Hewlett-Packard Co (HP) is considering axing as many as 25,000 jobs — or 8 percent of its workforce — to reduce costs and help the company contend with ebbing demand for computers and services, sources briefed on the plans said.
The number to be cut includes 10,000 to 15,000 from HP’s enterprise services group, which sells a range of information--technology services and has been beset by declining profitability, said the sources who asked not to be identified because the plans are not final and may change.
Meg Whitman, chief -executive officer since September last year, is seeking to reverse the growth slump that led to the ousting of her predecessor, Leo Apotheker. The company’s PC sales are dropping as consumers move in favor of tablets, such as Apple Inc’s iPad, and the firm has been slow to adapt to the shift toward cloud computing, away from the IT services which HP provides.
“Hewlett-Packard could make the difficult decision of announcing a workforce reduction,” Brian Marshall, an analyst at ISI Group, wrote in a research note earlier this month. This “would enable investments in strategic, higher-growth areas,” he said.
Eliminating 18,000 jobs could result in savings of about US$1.2 billion and add US$ 0.5 to annual per-share earnings, he said.
Michael Thacker, a spokesman for California-based HP, declined to comment.
Shares in the firm rose to as high as US$22.27 after Bloomberg reported the changes and gained US$0.03 to US$22.06 at the close in New York.
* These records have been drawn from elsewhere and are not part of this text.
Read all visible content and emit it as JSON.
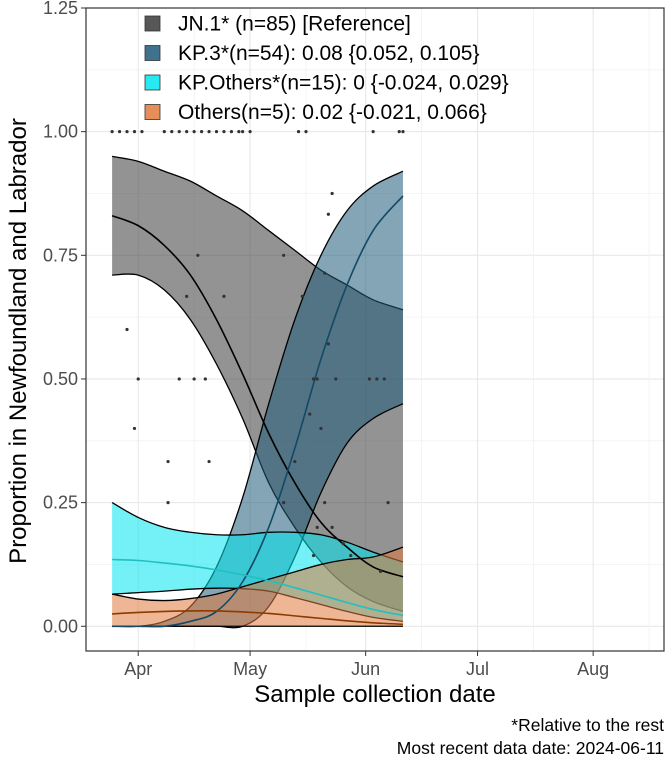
{
  "chart_data": {
    "type": "area",
    "xlabel": "Sample collection date",
    "ylabel": "Proportion in Newfoundland and Labrador",
    "x_range": [
      "2024-03-18",
      "2024-08-20"
    ],
    "y_range": [
      -0.05,
      1.25
    ],
    "x_ticks": [
      {
        "date": "2024-04-01",
        "label": "Apr"
      },
      {
        "date": "2024-05-01",
        "label": "May"
      },
      {
        "date": "2024-06-01",
        "label": "Jun"
      },
      {
        "date": "2024-07-01",
        "label": "Jul"
      },
      {
        "date": "2024-08-01",
        "label": "Aug"
      }
    ],
    "y_ticks": [
      {
        "value": 0,
        "label": "0.00"
      },
      {
        "value": 0.25,
        "label": "0.25"
      },
      {
        "value": 0.5,
        "label": "0.50"
      },
      {
        "value": 0.75,
        "label": "0.75"
      },
      {
        "value": 1,
        "label": "1.00"
      },
      {
        "value": 1.25,
        "label": "1.25"
      }
    ],
    "grid": true,
    "legend_position": "top-left",
    "series": [
      {
        "name": "JN.1*",
        "legend_label": "JN.1* (n=85)  [Reference]",
        "color": "#3a3a3a",
        "line_color": "#000000",
        "x": [
          "2024-03-25",
          "2024-04-01",
          "2024-04-08",
          "2024-04-15",
          "2024-04-22",
          "2024-04-29",
          "2024-05-06",
          "2024-05-13",
          "2024-05-20",
          "2024-05-27",
          "2024-06-03",
          "2024-06-11"
        ],
        "y": [
          0.83,
          0.81,
          0.77,
          0.71,
          0.62,
          0.51,
          0.39,
          0.29,
          0.21,
          0.16,
          0.12,
          0.1
        ],
        "lower": [
          0.71,
          0.71,
          0.68,
          0.62,
          0.53,
          0.42,
          0.29,
          0.2,
          0.13,
          0.08,
          0.05,
          0.03
        ],
        "upper": [
          0.95,
          0.94,
          0.92,
          0.9,
          0.87,
          0.84,
          0.8,
          0.76,
          0.72,
          0.69,
          0.66,
          0.64
        ]
      },
      {
        "name": "KP.3*",
        "legend_label": "KP.3*(n=54): 0.08 {0.052, 0.105}",
        "color": "#1d5b79",
        "line_color": "#124a66",
        "x": [
          "2024-03-25",
          "2024-04-01",
          "2024-04-08",
          "2024-04-15",
          "2024-04-22",
          "2024-04-29",
          "2024-05-06",
          "2024-05-13",
          "2024-05-20",
          "2024-05-27",
          "2024-06-03",
          "2024-06-11"
        ],
        "y": [
          0.0,
          0.0,
          0.0,
          0.01,
          0.03,
          0.09,
          0.2,
          0.36,
          0.54,
          0.69,
          0.8,
          0.87
        ],
        "lower": [
          0.0,
          0.0,
          0.0,
          0.0,
          0.0,
          0.0,
          0.04,
          0.14,
          0.27,
          0.37,
          0.42,
          0.45
        ],
        "upper": [
          0.0,
          0.0,
          0.01,
          0.04,
          0.12,
          0.26,
          0.45,
          0.62,
          0.75,
          0.84,
          0.89,
          0.92
        ]
      },
      {
        "name": "KP.Others*",
        "legend_label": "KP.Others*(n=15): 0 {-0.024, 0.029}",
        "color": "#00e5ee",
        "line_color": "#20c0c0",
        "x": [
          "2024-03-25",
          "2024-04-01",
          "2024-04-08",
          "2024-04-15",
          "2024-04-22",
          "2024-04-29",
          "2024-05-06",
          "2024-05-13",
          "2024-05-20",
          "2024-05-27",
          "2024-06-03",
          "2024-06-11"
        ],
        "y": [
          0.135,
          0.133,
          0.128,
          0.122,
          0.114,
          0.104,
          0.092,
          0.078,
          0.063,
          0.048,
          0.034,
          0.022
        ],
        "lower": [
          0.065,
          0.068,
          0.071,
          0.075,
          0.077,
          0.076,
          0.071,
          0.058,
          0.044,
          0.03,
          0.018,
          0.01
        ],
        "upper": [
          0.25,
          0.22,
          0.2,
          0.19,
          0.185,
          0.185,
          0.19,
          0.19,
          0.185,
          0.17,
          0.15,
          0.13
        ]
      },
      {
        "name": "Others",
        "legend_label": "Others(n=5): 0.02 {-0.021, 0.066}",
        "color": "#e07a3c",
        "line_color": "#8b3a00",
        "x": [
          "2024-03-25",
          "2024-04-01",
          "2024-04-08",
          "2024-04-15",
          "2024-04-22",
          "2024-04-29",
          "2024-05-06",
          "2024-05-13",
          "2024-05-20",
          "2024-05-27",
          "2024-06-03",
          "2024-06-11"
        ],
        "y": [
          0.025,
          0.028,
          0.03,
          0.031,
          0.031,
          0.029,
          0.026,
          0.021,
          0.016,
          0.011,
          0.007,
          0.004
        ],
        "lower": [
          0.0,
          0.0,
          0.0,
          0.0,
          0.0,
          0.0,
          0.0,
          0.0,
          0.0,
          0.0,
          0.0,
          0.0
        ],
        "upper": [
          0.065,
          0.055,
          0.052,
          0.056,
          0.065,
          0.08,
          0.095,
          0.11,
          0.125,
          0.135,
          0.14,
          0.16
        ]
      }
    ],
    "points": {
      "color": "#333333",
      "x": [
        "2024-03-25",
        "2024-03-27",
        "2024-03-29",
        "2024-03-31",
        "2024-04-02",
        "2024-04-08",
        "2024-04-10",
        "2024-04-12",
        "2024-04-14",
        "2024-04-16",
        "2024-04-18",
        "2024-04-20",
        "2024-04-22",
        "2024-04-24",
        "2024-04-26",
        "2024-04-28",
        "2024-04-29",
        "2024-05-01",
        "2024-05-14",
        "2024-05-16",
        "2024-06-03",
        "2024-06-10",
        "2024-06-11",
        "2024-04-01",
        "2024-04-16",
        "2024-04-09",
        "2024-04-17",
        "2024-04-24",
        "2024-03-29",
        "2024-04-14",
        "2024-04-19",
        "2024-03-31",
        "2024-04-09",
        "2024-04-12",
        "2024-04-20",
        "2024-05-10",
        "2024-05-15",
        "2024-05-19",
        "2024-05-24",
        "2024-05-22",
        "2024-05-18",
        "2024-05-17",
        "2024-05-20",
        "2024-05-21",
        "2024-05-13",
        "2024-05-10",
        "2024-05-23",
        "2024-05-22",
        "2024-05-21",
        "2024-05-19",
        "2024-05-23",
        "2024-05-18",
        "2024-05-26",
        "2024-05-28",
        "2024-06-02",
        "2024-06-04",
        "2024-06-06",
        "2024-06-07",
        "2024-06-05"
      ],
      "y": [
        1.0,
        1.0,
        1.0,
        1.0,
        1.0,
        1.0,
        1.0,
        1.0,
        1.0,
        1.0,
        1.0,
        1.0,
        1.0,
        1.0,
        1.0,
        1.0,
        1.0,
        1.0,
        1.0,
        1.0,
        1.0,
        1.0,
        1.0,
        0.5,
        0.5,
        0.333,
        0.75,
        0.667,
        0.6,
        0.667,
        0.5,
        0.4,
        0.25,
        0.5,
        0.333,
        0.75,
        0.667,
        0.5,
        0.5,
        0.571,
        0.5,
        0.429,
        0.4,
        0.25,
        0.333,
        0.25,
        0.875,
        0.833,
        0.714,
        0.2,
        0.2,
        0.143,
        0.167,
        0.143,
        0.5,
        0.5,
        0.5,
        0.25,
        0.111
      ]
    }
  },
  "caption": {
    "line1": "*Relative to the rest",
    "line2": "Most recent data date: 2024-06-11"
  }
}
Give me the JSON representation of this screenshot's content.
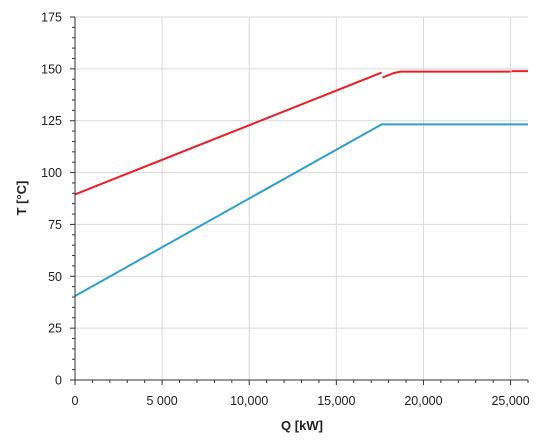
{
  "chart_data": {
    "type": "line",
    "title": "",
    "xlabel": "Q [kW]",
    "ylabel": "T [°C]",
    "xlim": [
      0,
      26000
    ],
    "ylim": [
      0,
      175
    ],
    "x_ticks": [
      0,
      5000,
      10000,
      15000,
      20000,
      25000
    ],
    "x_tick_labels": [
      "0",
      "5 000",
      "10,000",
      "15,000",
      "20,000",
      "25,000"
    ],
    "y_ticks": [
      0,
      25,
      50,
      75,
      100,
      125,
      150,
      175
    ],
    "y_tick_labels": [
      "0",
      "25",
      "50",
      "75",
      "100",
      "125",
      "150",
      "175"
    ],
    "grid": {
      "vertical": true,
      "horizontal": true
    },
    "legend": "none",
    "series": [
      {
        "color": "#ee1c25",
        "segments": [
          [
            [
              0,
              89.5
            ],
            [
              17600,
              148.2
            ]
          ],
          [
            [
              17650,
              145.8
            ],
            [
              18300,
              148.0
            ],
            [
              18700,
              148.7
            ],
            [
              25000,
              148.7
            ]
          ],
          [
            [
              25050,
              148.9
            ],
            [
              26000,
              148.9
            ]
          ]
        ]
      },
      {
        "color": "#2e9fd0",
        "segments": [
          [
            [
              0,
              40.5
            ],
            [
              17600,
              123.2
            ],
            [
              26000,
              123.2
            ]
          ]
        ]
      }
    ]
  }
}
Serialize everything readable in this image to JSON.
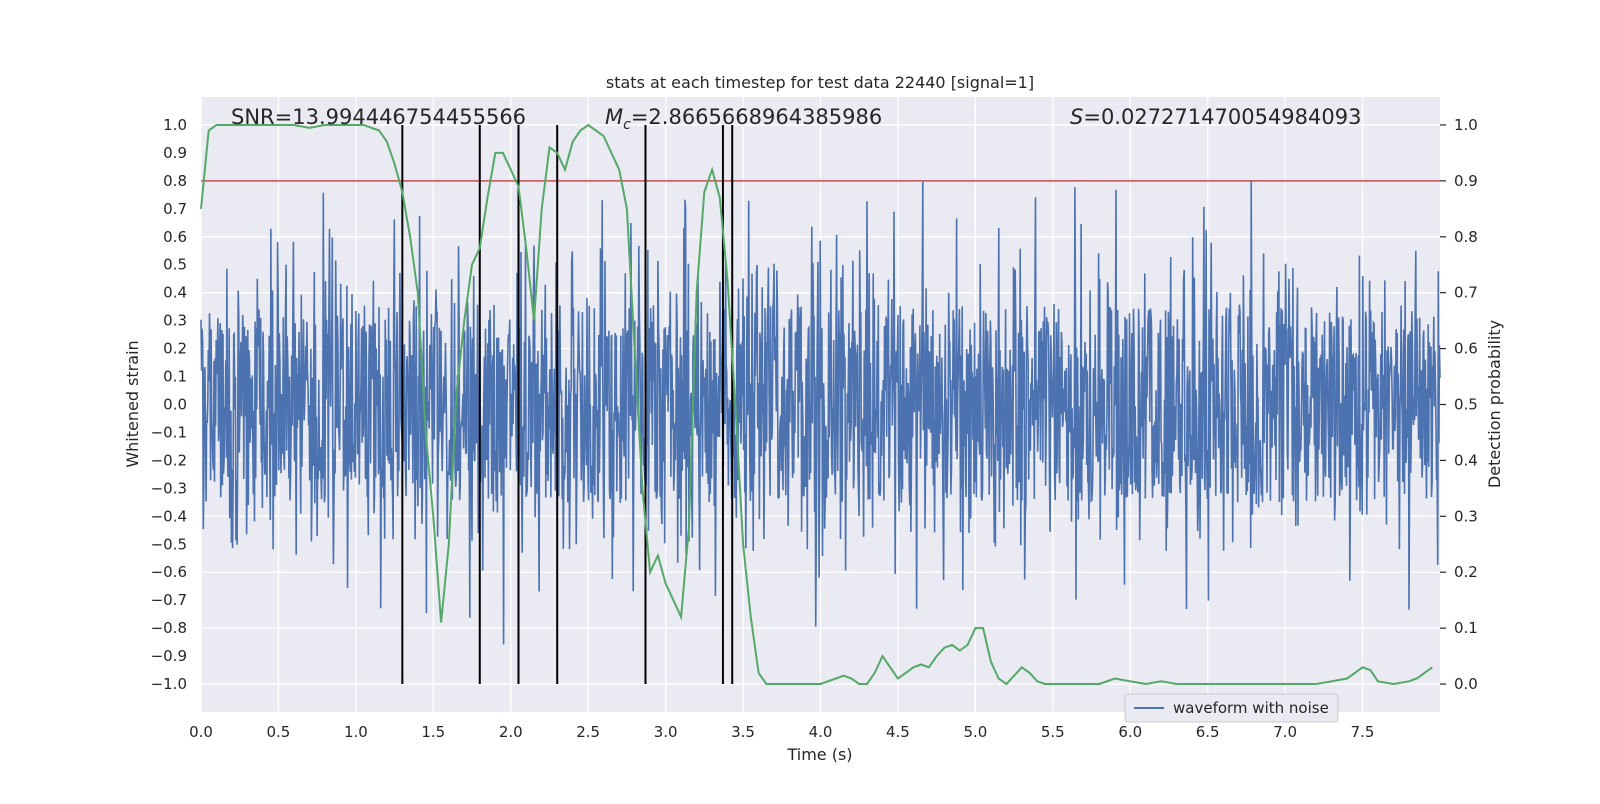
{
  "chart_data": {
    "type": "line",
    "title": "stats at each timestep for test data 22440 [signal=1]",
    "xlabel": "Time (s)",
    "ylabel": "Whitened strain",
    "ylabel_right": "Detection probability",
    "xlim": [
      0.0,
      8.0
    ],
    "ylim": [
      -1.1,
      1.1
    ],
    "ylim_right": [
      -0.05,
      1.05
    ],
    "xticks": [
      "0.0",
      "0.5",
      "1.0",
      "1.5",
      "2.0",
      "2.5",
      "3.0",
      "3.5",
      "4.0",
      "4.5",
      "5.0",
      "5.5",
      "6.0",
      "6.5",
      "7.0",
      "7.5"
    ],
    "yticks": [
      "1.0",
      "0.9",
      "0.8",
      "0.7",
      "0.6",
      "0.5",
      "0.4",
      "0.3",
      "0.2",
      "0.1",
      "0.0",
      "−0.1",
      "−0.2",
      "−0.3",
      "−0.4",
      "−0.5",
      "−0.6",
      "−0.7",
      "−0.8",
      "−0.9",
      "−1.0"
    ],
    "yticks_right": [
      "1.0",
      "0.9",
      "0.8",
      "0.7",
      "0.6",
      "0.5",
      "0.4",
      "0.3",
      "0.2",
      "0.1",
      "0.0"
    ],
    "grid": true,
    "legend": {
      "entries": [
        "waveform with noise"
      ],
      "location": "lower-right"
    },
    "stats": {
      "snr": "SNR=13.994446754455566",
      "mc_symbol": "M",
      "mc_sub": "c",
      "mc_value": "=2.8665668964385986",
      "s_symbol": "S",
      "s_value": "=0.027271470054984093"
    },
    "threshold": {
      "value": 0.9,
      "axis": "right",
      "color": "#c44e52"
    },
    "event_lines": [
      1.3,
      1.8,
      2.05,
      2.3,
      2.87,
      3.37,
      3.43
    ],
    "series": [
      {
        "name": "waveform with noise",
        "axis": "left",
        "color": "#4c72b0",
        "kind": "noise",
        "core_amplitude": 0.35,
        "peak_amplitude": 0.9,
        "duration": 8.0
      },
      {
        "name": "detection probability",
        "axis": "right",
        "color": "#55a868",
        "x": [
          0.0,
          0.05,
          0.1,
          0.2,
          0.3,
          0.4,
          0.5,
          0.6,
          0.7,
          0.8,
          0.9,
          1.0,
          1.05,
          1.1,
          1.15,
          1.2,
          1.25,
          1.3,
          1.35,
          1.4,
          1.45,
          1.5,
          1.55,
          1.6,
          1.65,
          1.7,
          1.75,
          1.8,
          1.85,
          1.9,
          1.95,
          2.0,
          2.05,
          2.1,
          2.15,
          2.2,
          2.25,
          2.3,
          2.35,
          2.4,
          2.45,
          2.5,
          2.55,
          2.6,
          2.65,
          2.7,
          2.75,
          2.8,
          2.85,
          2.9,
          2.95,
          3.0,
          3.05,
          3.1,
          3.15,
          3.2,
          3.25,
          3.3,
          3.35,
          3.4,
          3.45,
          3.5,
          3.55,
          3.6,
          3.65,
          3.7,
          3.75,
          3.8,
          3.9,
          4.0,
          4.1,
          4.15,
          4.2,
          4.25,
          4.3,
          4.35,
          4.4,
          4.45,
          4.5,
          4.55,
          4.6,
          4.65,
          4.7,
          4.75,
          4.8,
          4.85,
          4.9,
          4.95,
          5.0,
          5.05,
          5.1,
          5.15,
          5.2,
          5.25,
          5.3,
          5.35,
          5.4,
          5.45,
          5.5,
          5.6,
          5.7,
          5.8,
          5.9,
          6.0,
          6.1,
          6.2,
          6.3,
          6.4,
          6.5,
          6.6,
          6.7,
          6.8,
          6.9,
          7.0,
          7.1,
          7.2,
          7.3,
          7.4,
          7.5,
          7.55,
          7.6,
          7.7,
          7.8,
          7.85,
          7.9,
          7.95
        ],
        "y": [
          0.85,
          0.99,
          1.0,
          1.0,
          1.0,
          1.0,
          1.0,
          1.0,
          0.995,
          1.0,
          1.0,
          1.0,
          1.0,
          0.995,
          0.99,
          0.97,
          0.93,
          0.88,
          0.8,
          0.7,
          0.45,
          0.3,
          0.11,
          0.25,
          0.52,
          0.65,
          0.75,
          0.78,
          0.87,
          0.95,
          0.95,
          0.92,
          0.89,
          0.78,
          0.65,
          0.85,
          0.96,
          0.95,
          0.92,
          0.97,
          0.99,
          1.0,
          0.99,
          0.98,
          0.95,
          0.92,
          0.85,
          0.6,
          0.35,
          0.2,
          0.23,
          0.18,
          0.15,
          0.12,
          0.28,
          0.7,
          0.88,
          0.92,
          0.87,
          0.72,
          0.5,
          0.25,
          0.12,
          0.02,
          0.0,
          0.0,
          0.0,
          0.0,
          0.0,
          0.0,
          0.01,
          0.015,
          0.01,
          0.0,
          0.0,
          0.02,
          0.05,
          0.03,
          0.01,
          0.02,
          0.03,
          0.035,
          0.03,
          0.05,
          0.065,
          0.07,
          0.06,
          0.07,
          0.1,
          0.1,
          0.04,
          0.01,
          0.0,
          0.015,
          0.03,
          0.02,
          0.005,
          0.0,
          0.0,
          0.0,
          0.0,
          0.0,
          0.01,
          0.005,
          0.0,
          0.005,
          0.0,
          0.0,
          0.0,
          0.0,
          0.0,
          0.0,
          0.0,
          0.0,
          0.0,
          0.0,
          0.005,
          0.01,
          0.03,
          0.025,
          0.005,
          0.0,
          0.005,
          0.01,
          0.02,
          0.03
        ]
      }
    ]
  }
}
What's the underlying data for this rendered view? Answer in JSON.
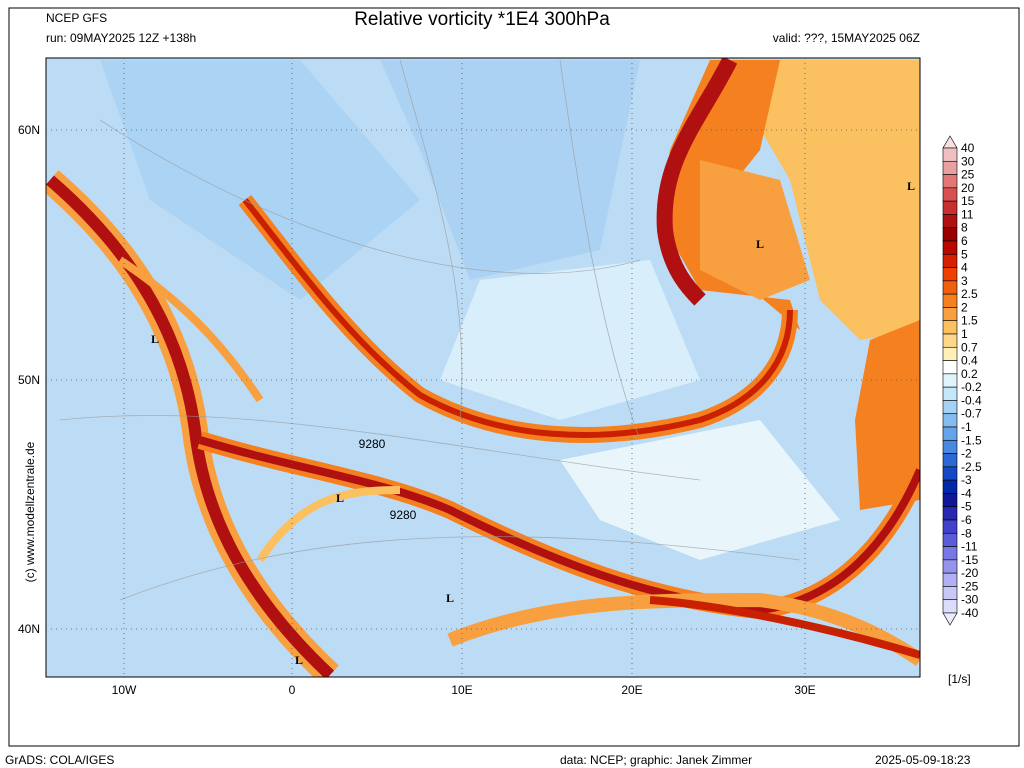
{
  "header": {
    "source": "NCEP GFS",
    "run": "run: 09MAY2025 12Z +138h",
    "title": "Relative vorticity *1E4 300hPa",
    "valid": "valid: ???, 15MAY2025 06Z"
  },
  "map": {
    "lon_labels": [
      "10W",
      "0",
      "10E",
      "20E",
      "30E"
    ],
    "lat_labels": [
      "60N",
      "50N",
      "40N"
    ],
    "pressure_labels": [
      "L",
      "L",
      "L",
      "L",
      "L",
      "L"
    ],
    "contour_labels": [
      "9280",
      "9280"
    ],
    "copyright": "(c) www.modellzentrale.de"
  },
  "colorbar": {
    "labels": [
      "40",
      "30",
      "25",
      "20",
      "15",
      "11",
      "8",
      "6",
      "5",
      "4",
      "3",
      "2.5",
      "2",
      "1.5",
      "1",
      "0.7",
      "0.4",
      "0.2",
      "-0.2",
      "-0.4",
      "-0.7",
      "-1",
      "-1.5",
      "-2",
      "-2.5",
      "-3",
      "-4",
      "-5",
      "-6",
      "-8",
      "-11",
      "-15",
      "-20",
      "-25",
      "-30",
      "-40"
    ],
    "colors": [
      "#f8e0e0",
      "#f0c0c0",
      "#e8a0a0",
      "#e07878",
      "#d85050",
      "#c83030",
      "#b01010",
      "#980000",
      "#b80800",
      "#d82000",
      "#f04000",
      "#f06010",
      "#f58020",
      "#f8a040",
      "#fbc060",
      "#fdd888",
      "#fff0b8",
      "#ffffff",
      "#e0f4fc",
      "#c4e6f8",
      "#a4d2f4",
      "#84bcf0",
      "#64a4e8",
      "#4888e0",
      "#2c68d4",
      "#1448c4",
      "#0028a8",
      "#101898",
      "#2828b0",
      "#4040c8",
      "#5c5cd8",
      "#7878e4",
      "#9494ec",
      "#b0b0f2",
      "#c8c8f8",
      "#dcdcfc",
      "#ececfe"
    ],
    "unit": "[1/s]"
  },
  "footer": {
    "software": "GrADS: COLA/IGES",
    "credit": "data: NCEP; graphic: Janek Zimmer",
    "timestamp": "2025-05-09-18:23"
  }
}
The stock has so far dropped 14 percent this year.
Some of the cuts to the global operator’s workforce of 324,600 may come through early retirement packages, the sources said, and added that it may offer early retirement to several thousand people.
The overall reduction and additional cost savings throughout the company could result in savings that reach billions of dollars, one person said.
HP, the world’s largest maker of PCs and printers, is working with management consulting firm McKinsey & Co to draw up the job cuts plan.
Whitman, former chief executive officer of EBay Inc, said in March that she would combine the PC and printing divisions, ending deliberations to spin off the PC unit. She has also said she would step up investment in research and development and take steps to shore up HP’s balance sheet.
Besides tussling with Apple, HP is also vying with companies including IBM Corp, Oracle Corp and Cisco Systems Inc in the market for hardware, software and services for large corporations.